To optimize student enrollments, the institutional chief enrollment management officer (CEMO) should go beyond their direct authority to socialize SEM across the institution. Maggie Hinojosa, Paula Luff, and PJ Woolston suggest that CEMOs should exert influence on processes that span multiple areas, on structure that maximizes the impact of the enrollment work, and on culture that bridges people across the entire institution. By doing this, CEMOs will positively and profoundly impact student enrollment behavior and student success.
From politicians to educators, concerns around access to a postsecondary education and degree completion top the higher education agenda. Jim Brooks and Jen Parker describe the collaborative efforts undertaken at the University of Oregon to prioritize scholarships to influence student decisions as a way to improve student access and grow campus racial and ethnic diversity, and to remove financial barriers to postsecondary education.

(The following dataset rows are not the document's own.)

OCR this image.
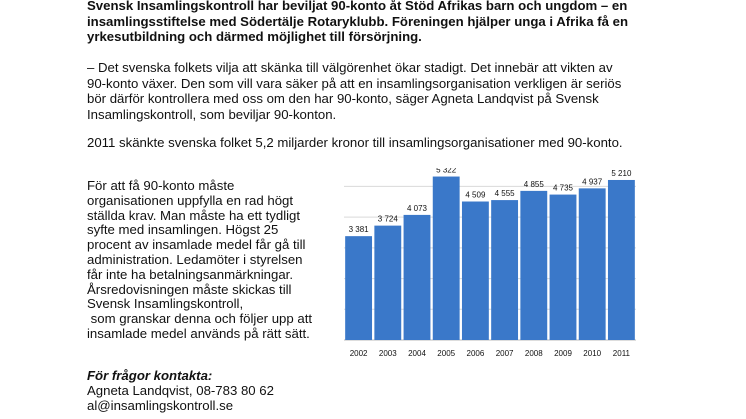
Svensk Insamlingskontroll har beviljat 90-konto åt Stöd Afrikas barn och ungdom – en insamlingsstiftelse med Södertälje Rotaryklubb. Föreningen hjälper unga i Afrika få en yrkesutbildning och därmed möjlighet till försörjning.

– Det svenska folkets vilja att skänka till välgörenhet ökar stadigt. Det innebär att vikten av 90-konto växer. Den som vill vara säker på att en insamlingsorganisation verkligen är seriös bör därför kontrollera med oss om den har 90-konto, säger Agneta Landqvist på Svensk Insamlingskontroll, som beviljar 90-konton.

2011 skänkte svenska folket 5,2 miljarder kronor till insamlingsorganisationer med 90-konto.

För att få 90-konto måste
organisationen uppfylla en rad högt
ställda krav. Man måste ha ett tydligt
syfte med insamlingen. Högst 25
procent av insamlade medel får gå till
administration. Ledamöter i styrelsen
får inte ha betalningsanmärkningar.
Årsredovisningen måste skickas till
Svensk Insamlingskontroll,
som granskar denna och följer upp att
insamlade medel används på rätt sätt.
3 381
3 724
4 073
5 322
4 509 4 555
4 855 4 735
4 937
5 210
2002 2003 2004 2005 2006 2007 2008 2009 2010 2011
För frågor kontakta:
Agneta Landqvist, 08-783 80 62
al@insamlingskontroll.se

With the much-talked-about “enrollment cliff” coming more into focus, institutions are increasingly exploring ways to partner to support institutional sustainability and advancement. Andrew Crawford, Jonathan Gates, and Donald Bean discuss the partnership developed between Kent State University and three regional, two-year institutions to develop high-impact pathways that prioritize the transfer student journey and increase student success rates.
Each year, thousands of college students across the U.S. leave higher education before earning a credential, a phenomenon know as “dropping out” or “stopping out.” Z. W. Taylor, Sara Pauter, and Karla Weber Wandel point out that a major reason is due to students' lack of success in meeting financial aid-required satisfactory academic progress (SAP) policies. They suggest that enrollment managers should work with their financial aid counterparts to smooth students’ re-entry to higher education, focusing on SAP alleviation strategies.
An overview of enrollment practices and tactics used by higher education systems around the world that take into account jurisdictional political and social systems and its higher education system can provide valuable insights to SEM practitioners. Muhammad Kashif Rahimoon explains how admissions quotas in India and China are used for two different SEM objectives, with China using them to control and manage enrollment, and India using them as part of its affirmative action policies.
In this edition, you will find something new. Tara Hisert Winter provides us with a review of Paul Marthers’ book, Managing the Whole Student Life Cycle: A Handbook for Higher Ed, which should be helpful to higher education professions who support various stages of the student life cycle. Winter points out that in a time when higher education continues to redefine its purpose, and students and families question its value, applying the best practices identified by Mather could be an important pathway to remaining relevant.
By finding ways to enhance intra-campus and inter-campus collaboration, socialize SEM across campus, learn from our international colleagues, and support students at different points in the student life cycle, we will position our institutions so they can achieve sustainability, relevance and student success.